In a provocative piece in the NY Times last week, science writer Gina Kolata suggests that the long term care insurance industry may be in a “death spiral.” The culprit, she argues, is genetic testing, which got a boost last month when the FDA approved testing by the company 23andMe. Previously best known for providing genealogical information to those who send in a saliva sample and a $99 fee, the personal genomics company is now authorized to provide information about genetic risk factors as well—for only an additional $26.
One of the ten conditions about which companies may offer information is Alzheimer’s disease. And perhaps the best established genetic risk factor for late-onset Alzheimer’s disease (sometimes called LOAD) is apoE. A gene that codes for a protein involved in cholesterol metabolism, apoE comes in three varieties, prosaically named apoE2, apoE3, and apoE4. Everyone has two copies of the apoE gene, so there are six possible genotypes, of which the most common are E2/E2, E3/E3, E4/E4, E2/E3, and E3/E4. The majority of people (63 percent, in one study of the distribution of the allele in 9 different populations) are E3/E3.
But while there is no way to definitively predict who will develop Alzheimer’s disease, fully 40 percent of people who develop LOAD are among the 25-30 percent of people who carry the e4 variant of the gene. And roughly half the residents of nursing homes have Alzheimer’s disease. As a result, according to spokesmen from the industry, a growing number of people are seeking testing from 23andMe to see if they have the e4 gene. If they have it, they buy long term care insurance. If they don’t, they take their chances.

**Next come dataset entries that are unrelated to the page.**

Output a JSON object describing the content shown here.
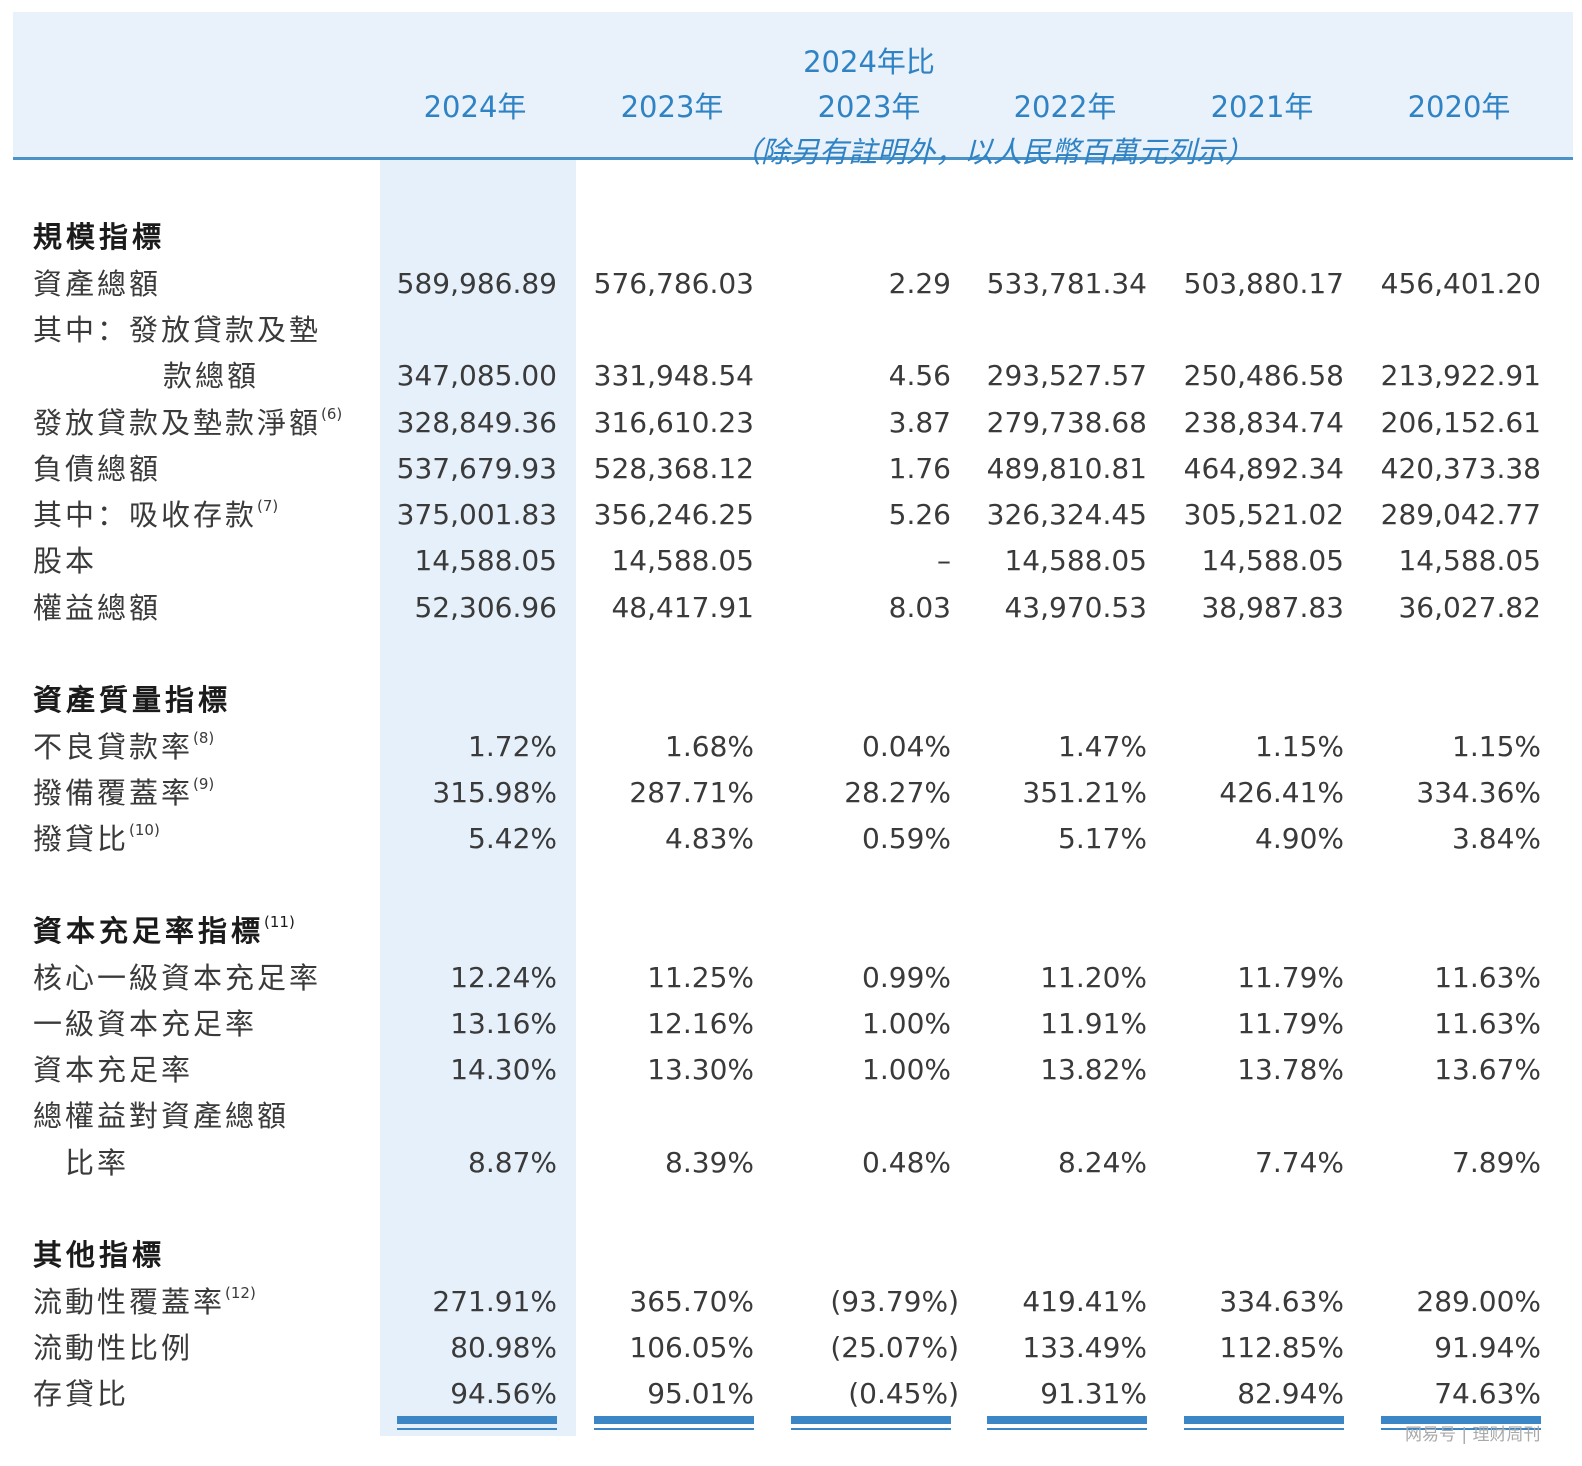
{
  "header": {
    "compare_title": "2024年比",
    "years": [
      "2024年",
      "2023年",
      "2023年",
      "2022年",
      "2021年",
      "2020年"
    ],
    "unit_note": "（除另有註明外，以人民幣百萬元列示）"
  },
  "sections": {
    "scale": {
      "title": "規模指標"
    },
    "quality": {
      "title": "資產質量指標"
    },
    "capital": {
      "title": "資本充足率指標",
      "note": "(11)"
    },
    "other": {
      "title": "其他指標"
    }
  },
  "rows": {
    "total_assets": {
      "label": "資產總額",
      "values": [
        "589,986.89",
        "576,786.03",
        "2.29",
        "533,781.34",
        "503,880.17",
        "456,401.20"
      ]
    },
    "loans_gross": {
      "label_1": "其中：發放貸款及墊",
      "label_2": "款總額",
      "values": [
        "347,085.00",
        "331,948.54",
        "4.56",
        "293,527.57",
        "250,486.58",
        "213,922.91"
      ]
    },
    "loans_net": {
      "label": "發放貸款及墊款淨額",
      "note": "(6)",
      "values": [
        "328,849.36",
        "316,610.23",
        "3.87",
        "279,738.68",
        "238,834.74",
        "206,152.61"
      ]
    },
    "total_liabilities": {
      "label": "負債總額",
      "values": [
        "537,679.93",
        "528,368.12",
        "1.76",
        "489,810.81",
        "464,892.34",
        "420,373.38"
      ]
    },
    "deposits": {
      "label": "其中：吸收存款",
      "note": "(7)",
      "values": [
        "375,001.83",
        "356,246.25",
        "5.26",
        "326,324.45",
        "305,521.02",
        "289,042.77"
      ]
    },
    "share_capital": {
      "label": "股本",
      "values": [
        "14,588.05",
        "14,588.05",
        "–",
        "14,588.05",
        "14,588.05",
        "14,588.05"
      ]
    },
    "total_equity": {
      "label": "權益總額",
      "values": [
        "52,306.96",
        "48,417.91",
        "8.03",
        "43,970.53",
        "38,987.83",
        "36,027.82"
      ]
    },
    "npl_ratio": {
      "label": "不良貸款率",
      "note": "(8)",
      "values": [
        "1.72%",
        "1.68%",
        "0.04%",
        "1.47%",
        "1.15%",
        "1.15%"
      ]
    },
    "provision_coverage": {
      "label": "撥備覆蓋率",
      "note": "(9)",
      "values": [
        "315.98%",
        "287.71%",
        "28.27%",
        "351.21%",
        "426.41%",
        "334.36%"
      ]
    },
    "provision_loan_ratio": {
      "label": "撥貸比",
      "note": "(10)",
      "values": [
        "5.42%",
        "4.83%",
        "0.59%",
        "5.17%",
        "4.90%",
        "3.84%"
      ]
    },
    "cet1": {
      "label": "核心一級資本充足率",
      "values": [
        "12.24%",
        "11.25%",
        "0.99%",
        "11.20%",
        "11.79%",
        "11.63%"
      ]
    },
    "tier1": {
      "label": "一級資本充足率",
      "values": [
        "13.16%",
        "12.16%",
        "1.00%",
        "11.91%",
        "11.79%",
        "11.63%"
      ]
    },
    "car": {
      "label": "資本充足率",
      "values": [
        "14.30%",
        "13.30%",
        "1.00%",
        "13.82%",
        "13.78%",
        "13.67%"
      ]
    },
    "equity_asset": {
      "label_1": "總權益對資產總額",
      "label_2": "比率",
      "values": [
        "8.87%",
        "8.39%",
        "0.48%",
        "8.24%",
        "7.74%",
        "7.89%"
      ]
    },
    "lcr": {
      "label": "流動性覆蓋率",
      "note": "(12)",
      "values": [
        "271.91%",
        "365.70%",
        "(93.79%)",
        "419.41%",
        "334.63%",
        "289.00%"
      ]
    },
    "liquidity_ratio": {
      "label": "流動性比例",
      "values": [
        "80.98%",
        "106.05%",
        "(25.07%)",
        "133.49%",
        "112.85%",
        "91.94%"
      ]
    },
    "ldr": {
      "label": "存貸比",
      "values": [
        "94.56%",
        "95.01%",
        "(0.45%)",
        "91.31%",
        "82.94%",
        "74.63%"
      ]
    }
  },
  "watermark": "网易号 | 理财周刊"
}
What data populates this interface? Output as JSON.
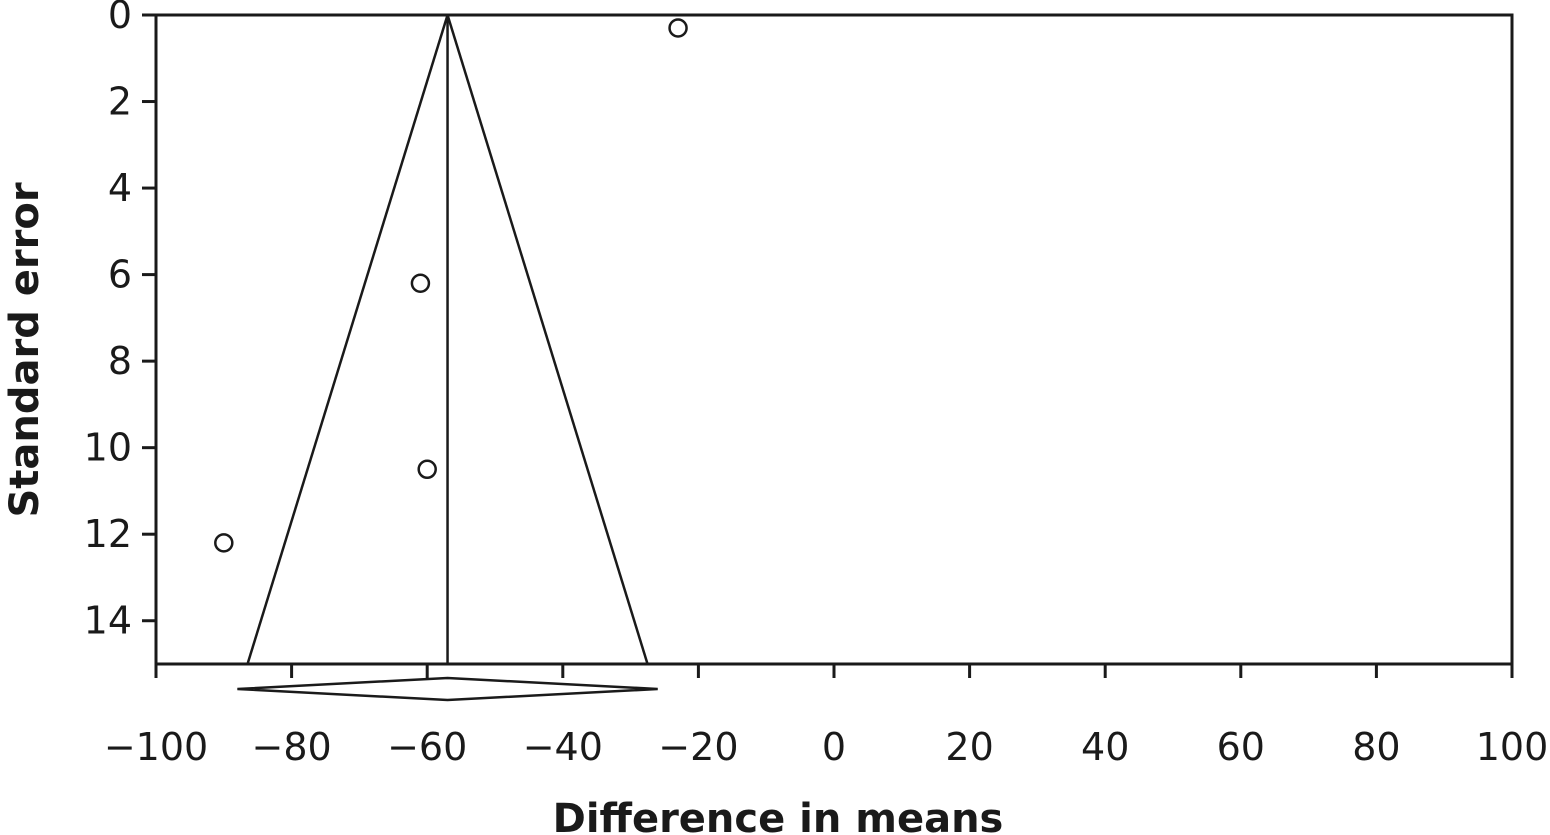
{
  "chart_data": {
    "type": "scatter",
    "subtype": "funnel-plot",
    "title": "",
    "xlabel": "Difference in means",
    "ylabel": "Standard error",
    "xlim": [
      -100,
      100
    ],
    "ylim": [
      15,
      0
    ],
    "y_inverted": true,
    "x_ticks": [
      -100,
      -80,
      -60,
      -40,
      -20,
      0,
      20,
      40,
      60,
      80,
      100
    ],
    "x_tick_labels": [
      "−100",
      "−80",
      "−60",
      "−40",
      "−20",
      "0",
      "20",
      "40",
      "60",
      "80",
      "100"
    ],
    "y_ticks": [
      0,
      2,
      4,
      6,
      8,
      10,
      12,
      14
    ],
    "y_tick_labels": [
      "0",
      "2",
      "4",
      "6",
      "8",
      "10",
      "12",
      "14"
    ],
    "grid": false,
    "points": [
      {
        "x": -23,
        "y": 0.3
      },
      {
        "x": -61,
        "y": 6.2
      },
      {
        "x": -60,
        "y": 10.5
      },
      {
        "x": -90,
        "y": 12.2
      }
    ],
    "pooled_effect": -57,
    "funnel_bottom_x": [
      -86.5,
      -27.5
    ],
    "diamond": {
      "center": -57,
      "lower": -88,
      "upper": -26
    }
  }
}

If this trend continues—and as of 2017, 2 million people have obtained the direct to consumer genetic analyses---the pool of people buying long term care insurance could be heavily weighted towards those who actually will develop the disease. The health insurance industry, however, as consumers are perhaps finally coming to understand in the ongoing Obamacare wars, depends on pooled risk; it only works if the people who buy insurance include some people who will get sick and others who won’t.
The reason the direct-to-consumer marketing of genetic information potentially spells doom for the long term care industry is that Americans are protected by the Genetic Information Nondiscrimination Privacy Act, which prevents insurers from requiring gene tests or using the results of genetic testing in coverage decisions. That means that ordinary people, without any physician input, can find out if they are at high risk, they can make decisions about buying coverage based on that assessment—and the insurance companies are powerless to intervene. If most of the people who are destined to get Alzheimer’s disease end up with insurance, the insurance company will end up paying out a lot more than they originally anticipated—leading to enormous increases in the rates or bankruptcy of the industry.
Now there are plenty of other reasons that the long term care insurance industry may collapse, and a good number of pre-existing reasons why it’s a poorly designed program. The amount of money it actually provides people is rarely enough to cover their actual costs, whether of home or institutional care. There are many barriers in the way of people using their benefits—for example, many policies require three months of disability before they kick in, which may be three months too long, especially if they are only going to be in a nursing home for three months. And Medicaid is currently available as a back up to pay for institutional care, provided people have “spent down” their personal savings, so the value of long term care insurance derives from its ability to shelter assets.
Analyzing the value of long term care insurance is a conversation for another blog post. But the point I want to make today is that before you rush out and get tested for Apo E, you should be aware of the limited predictive value of the test. While the likelihood of getting LOAD if you are one of the 2.6 percent of the population who have two copies of E4 is 91 percent, the likelihood of getting LOAD if you are one of the 22 percent of the population with one copy of the E4 allele falls to 47 percent. And if you are one of the 76 percent of the population with no E4 alleles, you still have a 20 percent of getting Alzheimer’s. Because the poor “negative predictive value”—because even with a negative test, you have a substantial risk of getting the disorder—physicians and organizations such as the Alzheimer’s Association have for years recommended against routine Apo E screening.
Interestingly, Apo E determination has been available to Europeans as a direct to consumer test for years. A study to find out what the short- and long-term psychological consequences were for patients with a positive test. Though the study only looked at people who requested testing, it found that there were no significant adverse consequences of getting bad news. So fear that you will become anxious or depressed is probably not grounds for resisting the impulse to be tested for Apo E4. But you should remember that it’s just a risk factor—and one over which you have no control—and plenty of people who test negative will still develop Alzheimer’s disease.